Detached Youth Support Project
Thanks to support from Léargas and Erasmus+, the Detached Youth Support Project, an Erasmus+ KA2 Youth project coordinated by Youth Work Ireland, has been able to address the social and economic impact of the Covid-19 pandemic on young people in Europe, focusing on those most socially excluded. The project has completed an extensive research report documenting the extreme forms of social exclusion (including radicalisation) experienced by young people during the lockdown, and the continued challenges faced by those who remain disconnected from services in the recovery from lockdown. It also details adaptations and best practices in ‘Detached Work’ and provides evidence for the effectiveness of this work, along with its inevitable challenges. The project built on a significant programme of work already being enacted by street youth workers.
Participants, Themes and Best Practices
The participants in the research were youth workers and practitioners from 33 different organisations across five countries – Ireland, Sweden, Finland, Austria and Belgium. The most prevalent theme that emerged from the research was isolation/alienation. The pandemic has changed the ways many of the participating youth workers in the research would engage their target groups, and has brought new challenges. These included adapting to, and eventually dealing with lethargy for, digital youth work. Although there was an increased demand for services, the digital divide often meant participation was low and after time ‘Zoom fatigue’ had an impact on engagement. Practitioners found that best practices were being constantly visible to young people, providing packs to homes, engaging in targeted digital youth work, socially distanced street work, and inter-agency work. Some youth workers reported that their most useful tool has been a bike! The crucial element is being present, visible and available through detached outreach.

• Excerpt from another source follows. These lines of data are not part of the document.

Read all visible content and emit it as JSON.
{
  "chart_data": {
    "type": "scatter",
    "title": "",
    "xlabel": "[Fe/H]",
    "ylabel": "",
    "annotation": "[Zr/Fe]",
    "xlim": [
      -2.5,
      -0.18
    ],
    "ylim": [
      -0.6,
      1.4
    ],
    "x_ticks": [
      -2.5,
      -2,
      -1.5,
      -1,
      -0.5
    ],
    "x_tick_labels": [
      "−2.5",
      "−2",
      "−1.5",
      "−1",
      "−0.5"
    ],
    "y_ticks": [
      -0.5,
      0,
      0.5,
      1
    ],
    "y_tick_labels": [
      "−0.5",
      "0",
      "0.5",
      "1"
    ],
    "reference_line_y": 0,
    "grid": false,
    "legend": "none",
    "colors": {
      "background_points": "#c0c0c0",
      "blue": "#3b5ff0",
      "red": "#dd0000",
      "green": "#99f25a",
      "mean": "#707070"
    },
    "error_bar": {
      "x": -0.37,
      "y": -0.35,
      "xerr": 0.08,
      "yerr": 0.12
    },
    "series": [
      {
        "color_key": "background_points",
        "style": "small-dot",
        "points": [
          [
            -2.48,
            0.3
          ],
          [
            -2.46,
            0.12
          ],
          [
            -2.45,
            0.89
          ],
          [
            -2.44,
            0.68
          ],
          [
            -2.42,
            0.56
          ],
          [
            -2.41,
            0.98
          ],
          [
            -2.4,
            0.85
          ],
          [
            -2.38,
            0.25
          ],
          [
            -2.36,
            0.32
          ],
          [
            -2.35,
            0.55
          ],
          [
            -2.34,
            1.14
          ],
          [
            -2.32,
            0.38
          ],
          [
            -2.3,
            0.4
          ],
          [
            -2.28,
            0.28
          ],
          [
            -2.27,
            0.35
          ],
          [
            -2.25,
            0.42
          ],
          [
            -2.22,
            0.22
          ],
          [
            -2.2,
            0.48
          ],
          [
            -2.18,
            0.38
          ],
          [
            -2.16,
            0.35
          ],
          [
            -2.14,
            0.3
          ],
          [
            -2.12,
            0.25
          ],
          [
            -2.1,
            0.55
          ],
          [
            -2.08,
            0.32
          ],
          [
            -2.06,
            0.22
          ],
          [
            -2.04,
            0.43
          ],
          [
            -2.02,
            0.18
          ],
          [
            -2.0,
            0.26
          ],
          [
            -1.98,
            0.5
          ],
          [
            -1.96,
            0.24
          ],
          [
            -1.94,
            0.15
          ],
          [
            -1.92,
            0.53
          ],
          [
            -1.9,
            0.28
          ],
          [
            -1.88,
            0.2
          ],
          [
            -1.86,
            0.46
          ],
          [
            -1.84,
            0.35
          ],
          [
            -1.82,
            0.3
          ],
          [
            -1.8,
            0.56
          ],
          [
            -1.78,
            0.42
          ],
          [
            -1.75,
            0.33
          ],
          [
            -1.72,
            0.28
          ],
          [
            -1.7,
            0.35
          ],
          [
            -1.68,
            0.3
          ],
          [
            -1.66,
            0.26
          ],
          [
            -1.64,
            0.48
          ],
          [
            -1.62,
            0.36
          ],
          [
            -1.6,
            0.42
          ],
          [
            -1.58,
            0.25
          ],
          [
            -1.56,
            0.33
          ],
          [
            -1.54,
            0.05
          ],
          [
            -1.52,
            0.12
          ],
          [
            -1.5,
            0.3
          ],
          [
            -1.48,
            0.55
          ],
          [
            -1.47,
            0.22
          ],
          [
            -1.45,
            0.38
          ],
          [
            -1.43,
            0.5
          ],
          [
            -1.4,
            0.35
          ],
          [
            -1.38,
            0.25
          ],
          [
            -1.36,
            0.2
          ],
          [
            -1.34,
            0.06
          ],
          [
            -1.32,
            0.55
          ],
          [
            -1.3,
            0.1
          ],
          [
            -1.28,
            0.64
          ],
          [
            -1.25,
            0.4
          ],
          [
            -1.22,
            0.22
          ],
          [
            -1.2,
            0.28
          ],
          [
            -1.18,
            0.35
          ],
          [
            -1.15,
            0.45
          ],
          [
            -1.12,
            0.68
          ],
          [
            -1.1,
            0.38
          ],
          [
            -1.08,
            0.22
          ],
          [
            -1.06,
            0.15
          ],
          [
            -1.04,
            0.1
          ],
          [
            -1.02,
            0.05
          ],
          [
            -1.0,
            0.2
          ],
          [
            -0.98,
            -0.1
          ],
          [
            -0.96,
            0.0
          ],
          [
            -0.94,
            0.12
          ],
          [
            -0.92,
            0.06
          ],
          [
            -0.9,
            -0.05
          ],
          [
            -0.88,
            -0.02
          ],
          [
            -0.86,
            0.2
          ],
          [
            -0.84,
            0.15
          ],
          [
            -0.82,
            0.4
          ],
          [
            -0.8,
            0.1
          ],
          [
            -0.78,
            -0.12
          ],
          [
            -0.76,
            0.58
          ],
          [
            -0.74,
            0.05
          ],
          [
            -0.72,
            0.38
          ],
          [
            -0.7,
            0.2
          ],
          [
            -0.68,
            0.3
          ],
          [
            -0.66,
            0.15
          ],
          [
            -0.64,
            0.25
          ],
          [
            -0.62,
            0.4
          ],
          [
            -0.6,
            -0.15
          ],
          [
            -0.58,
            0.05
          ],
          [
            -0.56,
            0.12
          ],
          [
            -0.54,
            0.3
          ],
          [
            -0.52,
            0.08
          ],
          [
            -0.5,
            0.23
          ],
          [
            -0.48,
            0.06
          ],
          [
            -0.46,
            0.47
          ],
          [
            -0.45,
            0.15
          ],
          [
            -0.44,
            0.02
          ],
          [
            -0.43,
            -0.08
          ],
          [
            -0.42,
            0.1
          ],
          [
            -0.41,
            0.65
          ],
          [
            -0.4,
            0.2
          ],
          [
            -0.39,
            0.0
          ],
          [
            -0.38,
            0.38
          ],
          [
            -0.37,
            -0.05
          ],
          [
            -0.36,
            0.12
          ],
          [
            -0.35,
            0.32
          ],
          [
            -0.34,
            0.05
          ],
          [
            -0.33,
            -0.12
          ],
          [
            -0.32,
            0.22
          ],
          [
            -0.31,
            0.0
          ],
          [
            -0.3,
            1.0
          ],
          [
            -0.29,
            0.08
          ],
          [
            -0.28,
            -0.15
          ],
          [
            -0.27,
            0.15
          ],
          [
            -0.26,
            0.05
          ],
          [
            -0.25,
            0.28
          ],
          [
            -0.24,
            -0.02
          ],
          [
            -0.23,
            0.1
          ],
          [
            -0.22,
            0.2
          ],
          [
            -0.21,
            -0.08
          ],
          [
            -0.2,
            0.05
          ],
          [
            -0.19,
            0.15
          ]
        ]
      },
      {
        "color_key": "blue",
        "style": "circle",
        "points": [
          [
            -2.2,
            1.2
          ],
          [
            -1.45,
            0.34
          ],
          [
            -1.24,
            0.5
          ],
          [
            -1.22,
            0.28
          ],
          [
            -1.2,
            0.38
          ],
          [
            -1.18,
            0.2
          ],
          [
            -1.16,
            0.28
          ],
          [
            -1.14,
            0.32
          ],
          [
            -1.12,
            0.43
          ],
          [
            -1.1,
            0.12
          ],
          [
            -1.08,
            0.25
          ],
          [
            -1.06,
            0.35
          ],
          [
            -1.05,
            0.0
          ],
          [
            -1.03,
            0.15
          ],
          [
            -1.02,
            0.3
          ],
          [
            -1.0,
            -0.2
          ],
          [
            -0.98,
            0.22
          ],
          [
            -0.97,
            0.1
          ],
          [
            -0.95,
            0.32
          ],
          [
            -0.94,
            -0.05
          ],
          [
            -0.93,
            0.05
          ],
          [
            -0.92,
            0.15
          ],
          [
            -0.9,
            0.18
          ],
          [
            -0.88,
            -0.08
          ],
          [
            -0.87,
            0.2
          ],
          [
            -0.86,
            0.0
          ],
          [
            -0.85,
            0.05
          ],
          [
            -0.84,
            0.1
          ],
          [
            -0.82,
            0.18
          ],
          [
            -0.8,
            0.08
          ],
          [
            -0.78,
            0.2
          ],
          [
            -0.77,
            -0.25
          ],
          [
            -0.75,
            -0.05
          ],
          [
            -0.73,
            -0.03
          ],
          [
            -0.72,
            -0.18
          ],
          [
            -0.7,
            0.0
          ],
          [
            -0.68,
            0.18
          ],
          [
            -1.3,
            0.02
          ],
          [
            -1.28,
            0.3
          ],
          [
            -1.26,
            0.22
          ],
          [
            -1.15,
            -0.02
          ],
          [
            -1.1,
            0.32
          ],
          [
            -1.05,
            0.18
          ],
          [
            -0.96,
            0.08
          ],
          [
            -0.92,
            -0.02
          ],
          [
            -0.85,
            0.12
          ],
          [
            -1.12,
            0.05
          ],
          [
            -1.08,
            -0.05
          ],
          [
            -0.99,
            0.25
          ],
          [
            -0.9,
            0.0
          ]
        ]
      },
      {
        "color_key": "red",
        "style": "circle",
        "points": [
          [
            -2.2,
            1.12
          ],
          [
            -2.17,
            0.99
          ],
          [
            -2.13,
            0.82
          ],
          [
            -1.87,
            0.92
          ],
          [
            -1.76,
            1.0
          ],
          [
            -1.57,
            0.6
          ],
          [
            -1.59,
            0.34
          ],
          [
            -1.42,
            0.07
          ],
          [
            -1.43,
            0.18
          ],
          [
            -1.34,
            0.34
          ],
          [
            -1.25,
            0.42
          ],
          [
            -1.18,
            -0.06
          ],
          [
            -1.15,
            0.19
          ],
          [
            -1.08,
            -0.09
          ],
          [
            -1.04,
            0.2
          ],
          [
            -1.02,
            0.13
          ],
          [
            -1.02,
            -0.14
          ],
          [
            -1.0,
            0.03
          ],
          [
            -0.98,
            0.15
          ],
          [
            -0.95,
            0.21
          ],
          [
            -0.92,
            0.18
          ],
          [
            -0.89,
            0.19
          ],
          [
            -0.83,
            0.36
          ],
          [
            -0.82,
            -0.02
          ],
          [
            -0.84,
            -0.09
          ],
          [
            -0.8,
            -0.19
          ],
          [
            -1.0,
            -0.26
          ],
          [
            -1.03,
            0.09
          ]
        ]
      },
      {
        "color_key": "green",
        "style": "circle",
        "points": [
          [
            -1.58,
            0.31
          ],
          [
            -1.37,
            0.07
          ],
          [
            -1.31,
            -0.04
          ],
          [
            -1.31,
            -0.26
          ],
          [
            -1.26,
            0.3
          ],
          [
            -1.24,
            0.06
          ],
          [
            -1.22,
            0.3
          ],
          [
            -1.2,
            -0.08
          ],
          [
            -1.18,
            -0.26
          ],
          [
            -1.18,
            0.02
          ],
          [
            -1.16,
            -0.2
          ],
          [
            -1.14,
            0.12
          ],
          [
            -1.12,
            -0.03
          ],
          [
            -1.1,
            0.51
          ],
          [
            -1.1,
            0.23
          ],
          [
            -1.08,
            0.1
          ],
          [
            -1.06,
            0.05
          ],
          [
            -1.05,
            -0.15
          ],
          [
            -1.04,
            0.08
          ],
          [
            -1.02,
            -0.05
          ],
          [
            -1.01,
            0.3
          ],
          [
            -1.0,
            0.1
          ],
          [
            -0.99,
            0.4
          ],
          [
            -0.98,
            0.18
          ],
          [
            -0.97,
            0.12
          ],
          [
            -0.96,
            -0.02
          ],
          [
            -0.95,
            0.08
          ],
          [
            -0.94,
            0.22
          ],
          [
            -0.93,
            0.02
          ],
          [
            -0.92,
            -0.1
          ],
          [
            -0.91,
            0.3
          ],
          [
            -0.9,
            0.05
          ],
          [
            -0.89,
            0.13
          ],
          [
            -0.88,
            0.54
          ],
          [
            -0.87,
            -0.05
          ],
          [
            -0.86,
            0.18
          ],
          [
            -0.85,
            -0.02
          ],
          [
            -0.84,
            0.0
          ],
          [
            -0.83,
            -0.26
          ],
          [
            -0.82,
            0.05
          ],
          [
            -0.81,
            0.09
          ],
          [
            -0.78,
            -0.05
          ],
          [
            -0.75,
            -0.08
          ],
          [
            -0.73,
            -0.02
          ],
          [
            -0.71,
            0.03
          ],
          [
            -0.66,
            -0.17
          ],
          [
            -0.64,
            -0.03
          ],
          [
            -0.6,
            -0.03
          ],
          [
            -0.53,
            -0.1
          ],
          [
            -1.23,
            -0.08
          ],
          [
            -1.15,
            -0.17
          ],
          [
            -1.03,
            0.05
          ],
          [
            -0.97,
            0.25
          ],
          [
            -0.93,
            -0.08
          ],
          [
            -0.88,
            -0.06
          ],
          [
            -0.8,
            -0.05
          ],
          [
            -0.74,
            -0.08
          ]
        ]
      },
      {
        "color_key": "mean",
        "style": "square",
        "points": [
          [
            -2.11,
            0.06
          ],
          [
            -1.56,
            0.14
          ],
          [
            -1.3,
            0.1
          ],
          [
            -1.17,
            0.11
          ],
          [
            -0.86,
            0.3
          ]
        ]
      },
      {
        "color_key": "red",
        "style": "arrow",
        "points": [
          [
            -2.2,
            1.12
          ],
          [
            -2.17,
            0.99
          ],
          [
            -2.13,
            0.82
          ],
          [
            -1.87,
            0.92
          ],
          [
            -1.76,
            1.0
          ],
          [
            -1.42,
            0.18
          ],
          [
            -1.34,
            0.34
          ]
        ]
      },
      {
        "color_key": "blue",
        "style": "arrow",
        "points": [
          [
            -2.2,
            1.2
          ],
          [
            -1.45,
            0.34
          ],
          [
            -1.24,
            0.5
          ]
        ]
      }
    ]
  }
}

Detached work is a viable practical method, considering current restrictions. Increasingly innovative methods were needed to meet best practice. Street teams and detached youth workers were required to use their creativity, experiment and explore new ways of reaching young people. The outreach provided by youth workers has been of great value. There is considerable evidence that young people need exactly the kinds of support that detached youth support provides. The perseverance and resilience of youth workers at this time is commendable. The unprecedented current circumstances bring many challenges to this work; safe social distanced youth work in outdoor settings requires planning, inter-agency work is more important, yet no easier, than ever before
As part of Youth Work Ireland’s Lunchtime Learning sessions, we held a session focused on detached youth work that provided a space for practitioners to share what has worked for them, identify further support needs, share resources, and discuss the inevitable challenges. The event was open to all staff and volunteers from Youth Work Ireland’s Member Youth Services. That it was remarkably well-attended speaks to relevance of this work at the present moment.
The full research report can be found on the website Detached Youth Support, where further resources and information will be shared in the coming months.